CANADA Pension Plan Investment Board (CPPIB) is in talks with Malton Bhd, a company controlled by Tan Sri Desmond Lim Siew Choon, on the purchase of up to a 49% stake in Pavilion Bukit Jalil mall, sources say.
Should the discussions bear fruit, this will be the third partnership between Lim and CPPIB, after the Pavilion Damansara Heights project in Kuala Lumpur in 2015 and Pavilion Dalian in China in 2016.
“CPPIB is looking to invest in the mall portion of the Bukit Jalil development. It has been very happy working with Desmond and he is someone it knows,” a source tells The Edge. The source adds that moving forward, the partnership could extend to other projects in which Lim is participating.

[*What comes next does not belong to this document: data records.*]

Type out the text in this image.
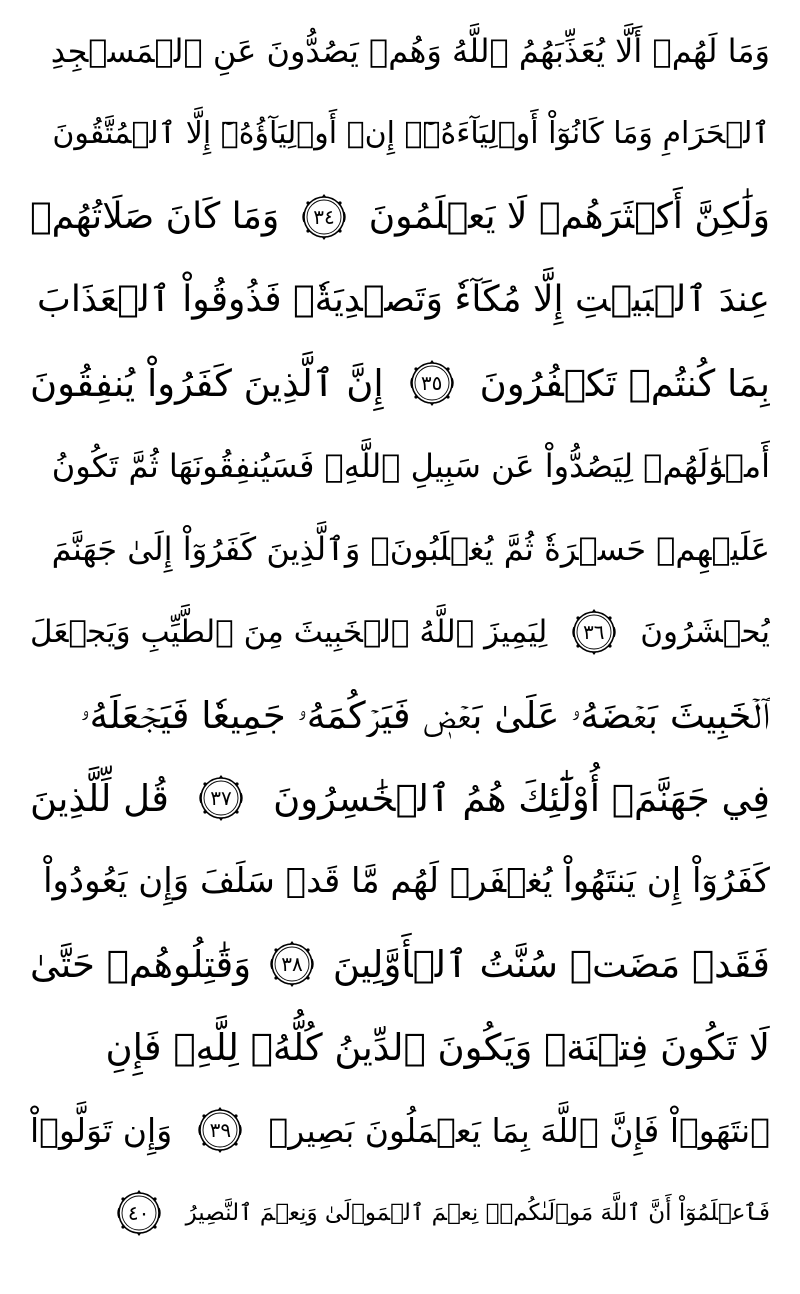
وَمَا لَهُمۡ أَلَّا يُعَذِّبَهُمُ ٱللَّهُ وَهُمۡ يَصُدُّونَ عَنِ ٱلۡمَسۡجِدِ
ٱلۡحَرَامِ وَمَا كَانُوٓاْ أَوۡلِيَآءَهُۥٓۚ إِنۡ أَوۡلِيَآؤُهُۥٓ إِلَّا ٱلۡمُتَّقُونَ
وَلَٰكِنَّ أَكۡثَرَهُمۡ لَا يَعۡلَمُونَ
٣٤
وَمَا كَانَ صَلَاتُهُمۡ
عِندَ ٱلۡبَيۡتِ إِلَّا مُكَآءٗ وَتَصۡدِيَةٗۚ فَذُوقُواْ ٱلۡعَذَابَ
بِمَا كُنتُمۡ تَكۡفُرُونَ
٣٥
إِنَّ ٱلَّذِينَ كَفَرُواْ يُنفِقُونَ
أَمۡوَٰلَهُمۡ لِيَصُدُّواْ عَن سَبِيلِ ٱللَّهِۚ فَسَيُنفِقُونَهَا ثُمَّ تَكُونُ
عَلَيۡهِمۡ حَسۡرَةٗ ثُمَّ يُغۡلَبُونَۗ وَٱلَّذِينَ كَفَرُوٓاْ إِلَىٰ جَهَنَّمَ
يُحۡشَرُونَ
٣٦
لِيَمِيزَ ٱللَّهُ ٱلۡخَبِيثَ مِنَ ٱلطَّيِّبِ وَيَجۡعَلَ
ٱلۡخَبِيثَ بَعۡضَهُۥ عَلَىٰ بَعۡضٖ فَيَرۡكُمَهُۥ جَمِيعٗا فَيَجۡعَلَهُۥ
فِي جَهَنَّمَۚ أُوْلَٰٓئِكَ هُمُ ٱلۡخَٰسِرُونَ
٣٧
قُل لِّلَّذِينَ
كَفَرُوٓاْ إِن يَنتَهُواْ يُغۡفَرۡ لَهُم مَّا قَدۡ سَلَفَ وَإِن يَعُودُواْ
فَقَدۡ مَضَتۡ سُنَّتُ ٱلۡأَوَّلِينَ
٣٨
وَقَٰتِلُوهُمۡ حَتَّىٰ
لَا تَكُونَ فِتۡنَةٞ وَيَكُونَ ٱلدِّينُ كُلُّهُۥ لِلَّهِۚ فَإِنِ
ٱنتَهَوۡاْ فَإِنَّ ٱللَّهَ بِمَا يَعۡمَلُونَ بَصِيرٞ
٣٩
وَإِن تَوَلَّوۡاْ
فَٱعۡلَمُوٓاْ أَنَّ ٱللَّهَ مَوۡلَىٰكُمۡۚ نِعۡمَ ٱلۡمَوۡلَىٰ وَنِعۡمَ ٱلنَّصِيرُ
٤٠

The professional investment management organisation invests the assets of the Canada Pension Plan that are not currently needed to pay pension, disability and survivor benefits to its 20 million contributors and beneficiaries. It invests in public equities, real estate, infrastructure and fixed income instruments.
CPPIB is one of the 10 largest retirement funds in the world. As at March 31, its total assets under management was C$356.1 billion (about RM1.1 trillion) of which C$72.5 billion has been invested in Asia. In Malaysia, the organisation has also invested in AREA Industrial Development Fund I, which was set up by private equity firm AREA Capital Partners Ltd and is managed by AREA Management.
Another source says Pavilion Bukit Jalil mall, which is located in southern Kuala Lumpur, is likely to be placed under a special purpose vehicle to accommodate the partnership.
The entire Bukit Jalil City project, with a gross development value of RM4 billion, is being undertaken by Pioneer Haven Sdn Bhd. Pavilion Bukit Jalil mall, scheduled to open in the third quarter of 2020, will have a net lettable area (NLA) of 1.8 million sq ft. Industry experts place the GDV of the mall at between RM1.4 billion and RM1.6 billion. It is estimated that a 49% stake could be valued at RM200 million to RM300 million.
According to Malton’s 2017 annual report, the Bukit Jalil City project sits on a 50-acre site and is expected to be completed by 2021. It is being built in three phases — Phase 1 comprises Pavilion Bukit Jalil mall and Signature Shops, Phase 2 involves The Park Sky Residence and The Park Point Shop Offices and Phase 3 is The Park 2. The Signature Shops have already been completed and handed over.
In August 2015, CPPIB teamed up with Lim for his Pavilion Damansara Heights project. CPPIB holds a 49% stake in Jendela Mayang Sdn Bhd, the company developing the mixed-use project along Jalan Damansara.
CPPIB had said then that it would commit up to RM485 million for the stake. The venture was its first real estate investment in Malaysia. It holds the stake via CPPIB HK RE Ltd.
With a GDV of RM9 billion, Pavilion Damansara Heights will comprise 10 blocks of corporate towers and four blocks of serviced residences on top of a four-level shopping mall. The development will have eight levels of basement parking. The mall, with an NLA of one million sq ft, is scheduled to open in the first quarter of 2021.
In November 2016, CPPIB paid US$162 million for a 40% stake in Pavilion Dalian, a mall that opened for business in April 2015. The organisation said the venture was part of its real estate strategy of investing in high-quality, well-located retail assets.
Meanwhile, in the nine months ended March 31 this year, Malton posted a net profit of RM56.08 million on the back of revenue of RM544.22 million. The two largest contributors were property development and construction, with revenue of RM291 million and RM389.09 million respectively and operating profit of RM20.21 million and RM20.46 million respectively.
Based on the latest filing with the Companies Commission of Malaysia, Bukit Jalil City developer, Pioneer Haven, posted revenue of RM485.51 million and net profit of RM53.62 million in the financial year ended June 30 last year. Accumulated profit was RM90.57 million while total liabilities stood at RM762.26 million, of which RM180.77 million were non-current liabilities.